Vladimir Potanin ($9.95 billion)
As part of division of assets, Potanin has a stake in Rosbank. Sold 20% stake in Polyus Gold to another billionaire, Suleiman Kerimov, late 2008. He has variously served as a deputy prime minister of the economy under Boris Yeltsin and as partner to George Soros in telecom monopoly Svyazinvest. He is active in philanthropy in Russia and is a supporter of the arts.

Vladimir Potanin
Alexei Mordashov ($10 billion)
He is a son of mill worker parents, Mordashov studied economics in Leningrad in mid-1980s. He was later named finance director of a steel mill. Today his Severstal is Russia's third-largest steel company. In late 2007 he presided over the opening of a new mini-mill in Mississippi, in which he is biggest investor.

Alexei Mordashov
Vagit Alekperov ($10.65)
He was born into a large family in the oil city of Baku and attended Azerbaijan's Oil & Chemistry Institute. In 1972 he started as a drill operator on the Caspian Sea. By 1990 was a deputy minister in the Soviet oil industry. In 1991 took 3 large ministry-controlled oil fields-Langepas, Urai and Kogalym (LUK)-and set up Lukoil, which was soon privatized in favor of Alekperov-controlled management.

Vagit Alekperov
Alisher Usmanov ($12.4 billion)
He is owner of Oskol Steel Mill, the Ural Steel industrial complex.
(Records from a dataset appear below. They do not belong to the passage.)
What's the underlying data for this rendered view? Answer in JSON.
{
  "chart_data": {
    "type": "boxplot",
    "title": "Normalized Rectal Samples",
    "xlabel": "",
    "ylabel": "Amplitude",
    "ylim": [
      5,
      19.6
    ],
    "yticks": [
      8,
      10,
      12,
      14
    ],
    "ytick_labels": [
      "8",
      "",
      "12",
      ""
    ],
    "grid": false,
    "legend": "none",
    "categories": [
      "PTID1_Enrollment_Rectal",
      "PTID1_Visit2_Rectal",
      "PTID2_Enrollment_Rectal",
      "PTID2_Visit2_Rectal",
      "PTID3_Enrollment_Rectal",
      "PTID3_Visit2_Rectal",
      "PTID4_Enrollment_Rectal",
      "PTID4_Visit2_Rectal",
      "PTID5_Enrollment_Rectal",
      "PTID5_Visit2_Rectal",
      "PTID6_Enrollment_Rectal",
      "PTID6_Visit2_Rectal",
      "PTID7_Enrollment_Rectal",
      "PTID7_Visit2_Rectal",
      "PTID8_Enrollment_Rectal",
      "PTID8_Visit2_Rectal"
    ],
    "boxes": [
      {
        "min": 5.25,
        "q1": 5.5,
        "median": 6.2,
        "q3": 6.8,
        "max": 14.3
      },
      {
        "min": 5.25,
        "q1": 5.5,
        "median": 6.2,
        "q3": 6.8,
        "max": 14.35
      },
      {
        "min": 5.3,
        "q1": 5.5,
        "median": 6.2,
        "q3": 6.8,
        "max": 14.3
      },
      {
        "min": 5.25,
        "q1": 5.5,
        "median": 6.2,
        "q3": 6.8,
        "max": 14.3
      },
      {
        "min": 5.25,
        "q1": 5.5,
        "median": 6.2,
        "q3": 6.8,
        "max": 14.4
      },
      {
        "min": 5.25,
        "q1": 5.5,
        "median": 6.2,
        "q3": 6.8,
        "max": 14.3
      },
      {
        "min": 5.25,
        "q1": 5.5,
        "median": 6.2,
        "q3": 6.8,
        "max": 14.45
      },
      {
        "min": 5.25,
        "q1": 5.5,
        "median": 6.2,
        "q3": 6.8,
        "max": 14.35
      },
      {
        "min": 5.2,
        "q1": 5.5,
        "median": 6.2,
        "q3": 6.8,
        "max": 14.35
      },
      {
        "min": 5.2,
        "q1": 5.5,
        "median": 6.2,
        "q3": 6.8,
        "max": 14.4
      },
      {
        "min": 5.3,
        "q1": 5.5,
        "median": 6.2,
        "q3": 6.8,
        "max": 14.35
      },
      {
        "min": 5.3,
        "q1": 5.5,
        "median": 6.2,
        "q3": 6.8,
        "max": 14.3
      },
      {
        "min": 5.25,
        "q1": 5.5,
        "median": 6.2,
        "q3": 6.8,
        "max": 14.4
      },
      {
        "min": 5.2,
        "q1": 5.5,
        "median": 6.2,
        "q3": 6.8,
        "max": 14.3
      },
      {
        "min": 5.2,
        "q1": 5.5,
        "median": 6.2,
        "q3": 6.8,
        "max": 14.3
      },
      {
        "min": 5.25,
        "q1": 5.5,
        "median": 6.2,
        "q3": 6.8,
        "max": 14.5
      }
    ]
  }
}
In the beginning of 2005 Usmanov and his partner Vasiliy Anisimov acquired Mikhailovsky GOK (an ore mining and processing plant). In spring 2005 their attempt to annex Russia's largest ferrous metals producer, Magnitogorsky metallurgical complex, failed.

Alisher Usmanov
Oleg Deripaska ($13.8 billion)
Former metals trader survived the gangster wars in the post-Soviet aluminum industry. His holding company, Basic Element, now owns Russian Aluminum (UC Rusal), automobile manufacturer GAZ, aircraft manufacturer Aviacor and insurance company Ingosstrakh. In 2006 Rusal, SUAL and Glencore International, of Switzerland, merged their aluminum assets into the United Company Rusal, the world's largest aluminum producer.

Oleg Deripaska
Mikhail Fridman ($14.3 billion)
He founded Alfa Group in 1990s with college friends (and now fellow billionaires) German Khan and Alexei Kuzmichev; it's now a diverse conglomerate with oil, retail, telecom and banking interests. In 2003 he merged his oil company, TNK, with British oil giant BP, an achievement, considering that six years prior the two parties were fighting, with protesting his methods for taking over a partly BP-owned oilfield.

Mikhail Fridman
Suleiman Kerimov $14.5 billion
Over the last year Kerimov has sold nearly all his Russian assets, including shares in Gazprom, government-owned Sberbank and a massive housing development in suburban Moscow. In December, he bought large stake in Russia's largest gold mining outfit, Polyus Gold, now his most valuable holding.

Suleiman Kerimov
Roman Abramovich $17 billion
He has a large stake in Russia's second biggest steel company, Evraz. He owns U.K. soccer team Chelsea; He has spent $1.5 billion trying to boost team but hasn't helped. In 2003 to 2004, He sold stake in Russian Aluminum to Oleg Deripaska. He sold 73% stake in Sibneft to gas titan Gazprom for $13 billion in 2005.

Roman Abramovich
Mikhail Prokhorov $17.85 billion
Bachelor billionaire is now the richest man in Russia despite a 51% drop in his net worth. He cashed out his 25% stake in Norilsk Nickel last spring, unloading the holding to fellow billionaire Oleg Deripaska. Stepped down as general director of metals outfit Norilsk two year ago after being detained on suspicions that he allegedly made prostitutes available to guests he was entertaining in the glitzy French ski resort Courchevel.

Mikhail Prokhorov
Vladimir Lisin $18.8 billion
His first job was mechanic in coal mine. In 1991, when his boss was appointed minister of metallurgy, Lisin came with him to Moscow. In 1992 he joined up with tough group of traders called Trans-World Group; they came to dominate Russia's aluminum and steel exports. He managed the factories, and when the partners went their separate ways in 2000, Lisin got majority stake in Russia's giant Novolipetsk steel mill as his share.